Hillsboro National Bank v. Ackerman

On Petition for Rehearing

Per Curiam.

In a-petition for rehearing filed by the defendants, it is claimed that this court gave undue effect to the judgment rendered in the former action. It is claimed that that case only involved the highway on the south side of the southwest quarter of section 22 and did not involve the highway on the south side of the southeast quarter of section 21. It is also contended that the judgment in that case merely established the graded portion of the highway there in question as a highway, and that other portions which were not graded were unaffected by the judgment in the case. We are unable to give any such limited effect to that judgment. The complaint in that action stated that the plaintiff was the owner of the southeast quarter of section 21 and the southwest quarter of section 22 in township 148 north of range 51 west in Buxton township in Traill county; and that for some 15 years prior to the commencement of the action the defendant township had “unlawfully and without the consent of the plaintiff, and against his will, graded and maintained a highway upon plaintiff's land above described; the said highway being located on said premises as follows, to wit, commencing at a point two rods north from the point where the quarter line intersects the section line at the southwest corner to the southeast quarter of said section 21, thence in a straight line to a point four rods north of the point where the section lines at the southwest corner of the southwest quarter of said section 22 intersect each other, thence in a straight line to a point two rods north of the point where the quarter line and section line by the southeast corner of the southwest quarter of said section 22 intersect each other.”

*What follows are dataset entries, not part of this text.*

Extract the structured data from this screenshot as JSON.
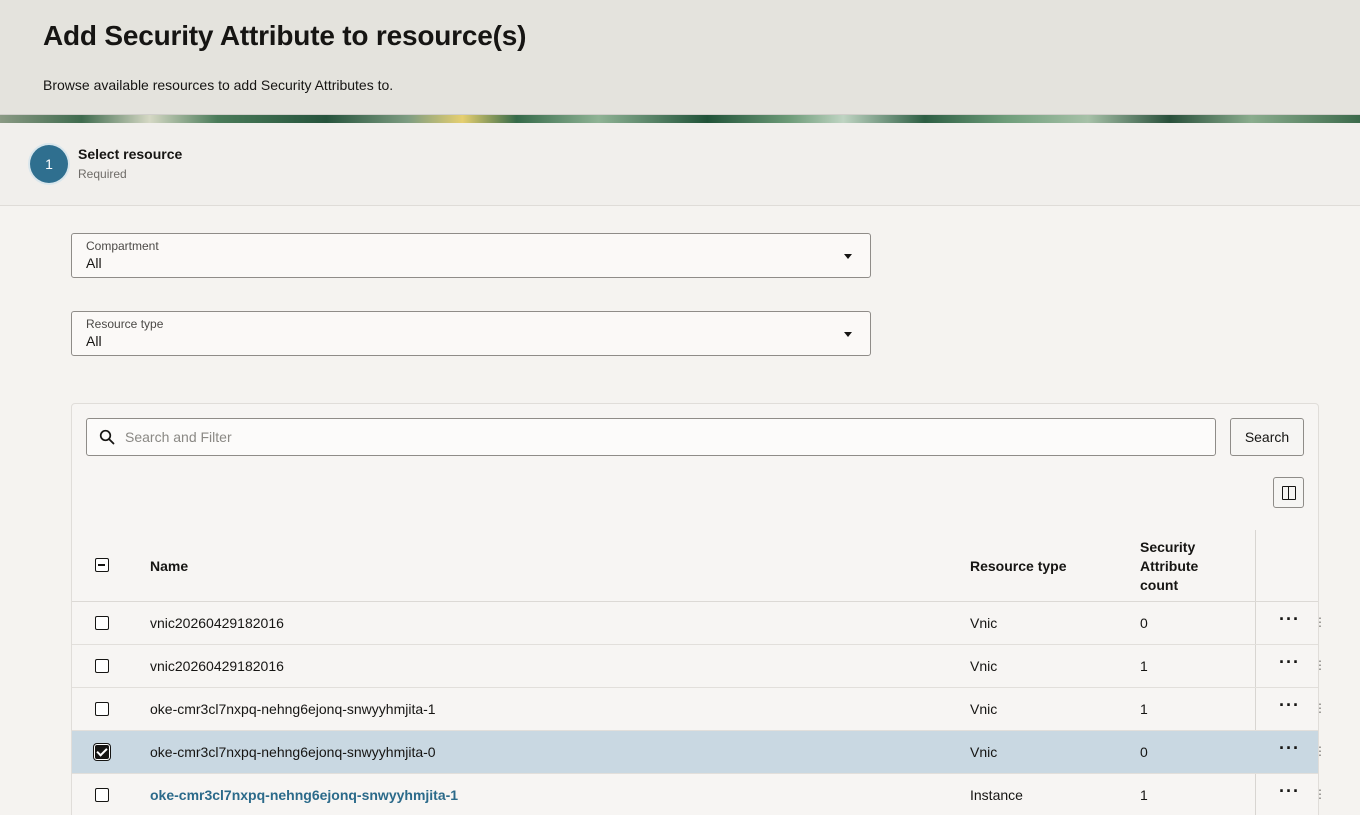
{
  "header": {
    "title": "Add Security Attribute to resource(s)",
    "subtitle": "Browse available resources to add Security Attributes to."
  },
  "step": {
    "number": "1",
    "title": "Select resource",
    "status": "Required"
  },
  "filters": {
    "compartment": {
      "label": "Compartment",
      "value": "All"
    },
    "resource_type": {
      "label": "Resource type",
      "value": "All"
    }
  },
  "search": {
    "placeholder": "Search and Filter",
    "button_label": "Search"
  },
  "table": {
    "columns": {
      "name": "Name",
      "resource_type": "Resource type",
      "count_line1": "Security",
      "count_line2": "Attribute",
      "count_line3": "count"
    },
    "more_glyph": "···",
    "grip_glyph": "⋮",
    "rows": [
      {
        "name": "vnic20260429182016",
        "type": "Vnic",
        "count": "0",
        "checked": false
      },
      {
        "name": "vnic20260429182016",
        "type": "Vnic",
        "count": "1",
        "checked": false
      },
      {
        "name": "oke-cmr3cl7nxpq-nehng6ejonq-snwyyhmjita-1",
        "type": "Vnic",
        "count": "1",
        "checked": false
      },
      {
        "name": "oke-cmr3cl7nxpq-nehng6ejonq-snwyyhmjita-0",
        "type": "Vnic",
        "count": "0",
        "checked": true
      },
      {
        "name": "oke-cmr3cl7nxpq-nehng6ejonq-snwyyhmjita-1",
        "type": "Instance",
        "count": "1",
        "checked": false,
        "link": true
      }
    ]
  },
  "colors": {
    "accent": "#2f6f8f",
    "link": "#2b6a8a",
    "selected_row": "#c9d8e2"
  }
}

*1187The following plat shows the tract of land described:

The complaint further alleges:

“That on account of the defendant so grading and maintaining such highway, the plaintiff has been deprived of the use of the land.upon which the said highway runs, to wit, six acres. .That the use of said six acres and the damage thereto caused by the grading and maintaining such highway by the defendant is of a reasonable value of $288.”

The answer in the case averred that the two tracts of land in question were surveyed by the United States government in 1873, and that — -

“The highway in question is located on the section lines in accordance with the United States government survey of said lands and the established mounds thereof.”

Also:

“That the said highway is a public road, and has been used for more than 22 years prior to the commencement of this action, and is so established as such highway by operation of law. That all work and labor in grading upon such public road was for the purpose of constructing and maintaining the same in the usual course of repairing and maintaining the public roads, and not otherwise, and does not exceed in width 33 feet along said section line, on the south side of the said described tracts of land.”

These were the issues as framed by the pleadings. The judgment *1188entered in this case specifically adjudged that—

“The government mound and section corner on the south section line between section 21 and section 22, in township 148 north, .range 51 west of the Fifth principal meridian, in West Buxton township, in the county of Traill and state of North Dakota, be and the same is hereby established in the center of the graded road for public travel at the said corner of said sections, and located when the said public road was located and graded by the board of supervisors of said Buxton township in the year A. D. 1888, and that the graded public road along the south side of the southwest quarter, of said section No. 22, and the south side of the southeast quarter of said section No. 21, in said township and range, as now located and graded, be and the same is hereby permanently established as a public road and highway for public uses and travel and to be used as such, as if laid out and established by due process and legal proceedings.”

According to the contention of the defendants, the judgment should be deemed to relate only to that portion of the highway on the south side of the two quarters which was actually graded at the time the judgment was entered. And evidence was adduced tending to show that the only part of the road which was graded at the time was where it crossed a slough or depression. If the judgment is given the effect contended for, it was an idle ceremony to enter it. It will be noted that the complaint alleged that a highway had been “graded and maintained” for the whole distance along the southside of the two quarters, and the judgment purports to establish and definitely locate the public highway on the south side of the southeast quarter of section 21, as well as on the south side of the southwest quarter of section 22. To hold that the judgment did not include the highway on the south side of the southeast quarter of section 21 would be to ignore the recitals in the judgment itself.

Rehearing is denied.

Bikdzell, C. J. and Bronson, Christianson, Grace and Robinson, JJ-, concur.